Optional on-ramp: if you want to go hands-on beyond the toy, browse Mechanistic Interpretability — Getting Started (Neel Nanda) for the next concrete steps.

The expert move

A beginner treats a probe's accuracy as the result. An expert reads it as a claim about geometry: high separability means the concept is a linear direction you can both read and steer; low separability is itself a finding — the concept is entangled, which is the precise signature of superposition. The altitude jump is realizing that read and steer are the same operation, and that a probe's failure tells you why you need SAEs.

Say this in an interview: "A linear probe is the minimal version of feature analysis: if a concept is a direction in activation space, I can read it by projection and steer it by adding the direction back.

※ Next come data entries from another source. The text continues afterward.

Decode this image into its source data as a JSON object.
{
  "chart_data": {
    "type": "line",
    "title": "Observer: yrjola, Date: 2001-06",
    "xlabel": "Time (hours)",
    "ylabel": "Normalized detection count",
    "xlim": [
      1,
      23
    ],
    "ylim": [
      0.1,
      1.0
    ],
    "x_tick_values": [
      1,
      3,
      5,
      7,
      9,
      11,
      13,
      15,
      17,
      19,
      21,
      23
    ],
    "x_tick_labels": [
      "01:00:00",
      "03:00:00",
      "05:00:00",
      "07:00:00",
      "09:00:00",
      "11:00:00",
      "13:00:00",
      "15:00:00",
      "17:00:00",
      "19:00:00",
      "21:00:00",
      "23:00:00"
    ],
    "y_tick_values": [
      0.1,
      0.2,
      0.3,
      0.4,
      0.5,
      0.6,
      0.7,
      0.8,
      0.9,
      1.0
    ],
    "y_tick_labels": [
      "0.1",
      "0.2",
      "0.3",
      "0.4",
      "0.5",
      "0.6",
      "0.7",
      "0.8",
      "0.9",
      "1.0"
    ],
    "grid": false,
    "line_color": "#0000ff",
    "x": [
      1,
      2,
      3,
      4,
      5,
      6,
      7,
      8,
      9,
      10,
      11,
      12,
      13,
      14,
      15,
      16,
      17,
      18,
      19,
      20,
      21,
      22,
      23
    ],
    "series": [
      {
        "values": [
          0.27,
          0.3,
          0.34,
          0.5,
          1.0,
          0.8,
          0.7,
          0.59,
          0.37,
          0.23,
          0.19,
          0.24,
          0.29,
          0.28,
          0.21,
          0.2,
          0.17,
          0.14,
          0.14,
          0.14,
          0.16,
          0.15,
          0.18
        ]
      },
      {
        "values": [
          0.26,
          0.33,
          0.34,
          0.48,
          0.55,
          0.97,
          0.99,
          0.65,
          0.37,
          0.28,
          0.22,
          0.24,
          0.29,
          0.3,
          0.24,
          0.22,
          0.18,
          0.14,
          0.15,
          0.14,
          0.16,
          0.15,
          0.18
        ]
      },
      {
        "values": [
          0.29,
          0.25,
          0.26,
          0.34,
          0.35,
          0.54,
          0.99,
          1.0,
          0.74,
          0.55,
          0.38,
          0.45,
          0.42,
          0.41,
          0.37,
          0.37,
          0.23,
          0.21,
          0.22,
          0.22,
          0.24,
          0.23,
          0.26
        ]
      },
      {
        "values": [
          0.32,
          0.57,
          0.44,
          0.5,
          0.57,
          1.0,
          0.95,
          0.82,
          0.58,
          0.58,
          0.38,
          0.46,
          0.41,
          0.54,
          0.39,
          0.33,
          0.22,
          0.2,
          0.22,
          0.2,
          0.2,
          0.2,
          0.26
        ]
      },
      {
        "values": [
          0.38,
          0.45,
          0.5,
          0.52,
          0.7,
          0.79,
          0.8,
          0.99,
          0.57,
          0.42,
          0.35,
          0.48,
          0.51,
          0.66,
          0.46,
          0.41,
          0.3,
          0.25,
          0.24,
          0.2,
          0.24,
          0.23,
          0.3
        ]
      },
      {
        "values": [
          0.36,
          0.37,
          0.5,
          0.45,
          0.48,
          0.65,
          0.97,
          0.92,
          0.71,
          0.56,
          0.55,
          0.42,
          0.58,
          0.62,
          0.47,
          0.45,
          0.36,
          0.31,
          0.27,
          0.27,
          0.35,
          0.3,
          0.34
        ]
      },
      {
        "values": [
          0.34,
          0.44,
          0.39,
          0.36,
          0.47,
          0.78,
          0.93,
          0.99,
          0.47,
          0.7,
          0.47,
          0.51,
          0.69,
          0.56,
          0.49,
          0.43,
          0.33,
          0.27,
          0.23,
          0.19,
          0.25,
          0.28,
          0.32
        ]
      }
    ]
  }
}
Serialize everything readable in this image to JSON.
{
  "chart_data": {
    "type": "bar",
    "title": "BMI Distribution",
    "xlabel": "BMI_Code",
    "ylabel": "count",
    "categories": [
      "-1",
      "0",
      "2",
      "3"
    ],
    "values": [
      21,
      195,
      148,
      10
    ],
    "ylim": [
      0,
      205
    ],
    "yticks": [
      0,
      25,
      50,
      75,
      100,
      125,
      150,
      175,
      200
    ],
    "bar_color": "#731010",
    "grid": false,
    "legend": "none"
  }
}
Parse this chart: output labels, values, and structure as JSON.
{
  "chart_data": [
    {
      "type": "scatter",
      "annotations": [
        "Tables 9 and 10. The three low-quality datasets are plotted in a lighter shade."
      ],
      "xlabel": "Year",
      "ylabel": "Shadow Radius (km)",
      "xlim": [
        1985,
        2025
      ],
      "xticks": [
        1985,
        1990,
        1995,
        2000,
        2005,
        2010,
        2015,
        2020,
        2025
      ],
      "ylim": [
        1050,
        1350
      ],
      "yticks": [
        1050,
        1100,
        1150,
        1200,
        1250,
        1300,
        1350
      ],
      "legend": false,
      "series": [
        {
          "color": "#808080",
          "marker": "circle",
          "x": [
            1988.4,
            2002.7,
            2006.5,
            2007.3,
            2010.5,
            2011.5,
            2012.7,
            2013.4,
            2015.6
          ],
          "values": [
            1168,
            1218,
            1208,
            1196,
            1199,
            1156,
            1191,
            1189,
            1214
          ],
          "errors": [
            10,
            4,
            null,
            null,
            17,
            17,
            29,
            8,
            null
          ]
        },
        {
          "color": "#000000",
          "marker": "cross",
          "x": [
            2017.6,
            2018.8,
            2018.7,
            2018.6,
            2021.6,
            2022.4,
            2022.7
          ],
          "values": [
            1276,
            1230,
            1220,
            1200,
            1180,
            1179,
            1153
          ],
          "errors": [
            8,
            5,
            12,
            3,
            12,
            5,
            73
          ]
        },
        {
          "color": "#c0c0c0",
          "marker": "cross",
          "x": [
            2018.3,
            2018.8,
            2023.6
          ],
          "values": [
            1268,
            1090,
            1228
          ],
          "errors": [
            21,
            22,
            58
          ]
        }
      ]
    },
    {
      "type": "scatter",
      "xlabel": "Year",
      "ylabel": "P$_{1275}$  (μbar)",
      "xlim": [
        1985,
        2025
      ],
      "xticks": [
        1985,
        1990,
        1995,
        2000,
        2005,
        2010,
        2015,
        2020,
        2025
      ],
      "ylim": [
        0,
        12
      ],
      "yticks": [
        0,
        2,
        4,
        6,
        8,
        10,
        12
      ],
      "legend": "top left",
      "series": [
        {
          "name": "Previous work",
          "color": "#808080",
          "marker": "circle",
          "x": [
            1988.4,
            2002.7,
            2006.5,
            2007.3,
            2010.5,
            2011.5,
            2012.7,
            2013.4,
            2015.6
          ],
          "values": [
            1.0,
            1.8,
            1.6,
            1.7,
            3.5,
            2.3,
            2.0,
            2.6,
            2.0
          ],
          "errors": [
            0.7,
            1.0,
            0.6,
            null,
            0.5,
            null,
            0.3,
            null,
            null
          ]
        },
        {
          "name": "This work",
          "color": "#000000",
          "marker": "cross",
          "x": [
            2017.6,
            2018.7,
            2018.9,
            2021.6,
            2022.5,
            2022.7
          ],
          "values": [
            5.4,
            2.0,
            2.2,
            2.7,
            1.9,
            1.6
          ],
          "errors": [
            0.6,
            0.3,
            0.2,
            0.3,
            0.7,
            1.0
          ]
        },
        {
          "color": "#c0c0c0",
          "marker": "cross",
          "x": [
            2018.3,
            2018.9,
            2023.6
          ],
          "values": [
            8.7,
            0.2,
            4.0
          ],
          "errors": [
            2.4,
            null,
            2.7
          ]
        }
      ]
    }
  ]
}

When separability is poor, that's not a dead end — it's evidence the feature is in superposition, which is exactly what sparse autoencoders are built to disentangle."

Today's Takeaways

A linear probe finds a concept direction as a difference of class means and reads the concept by projection.
Separability is the score: high = the concept is a readable direction; low = it's tangled in superposition.
Reading and steering are one idea — the direction you read along is the direction you'd add to amplify or suppress the concept.
A probe that fails to separate is a finding, not a failure — it's the motivation for sparse autoencoders (Day 39).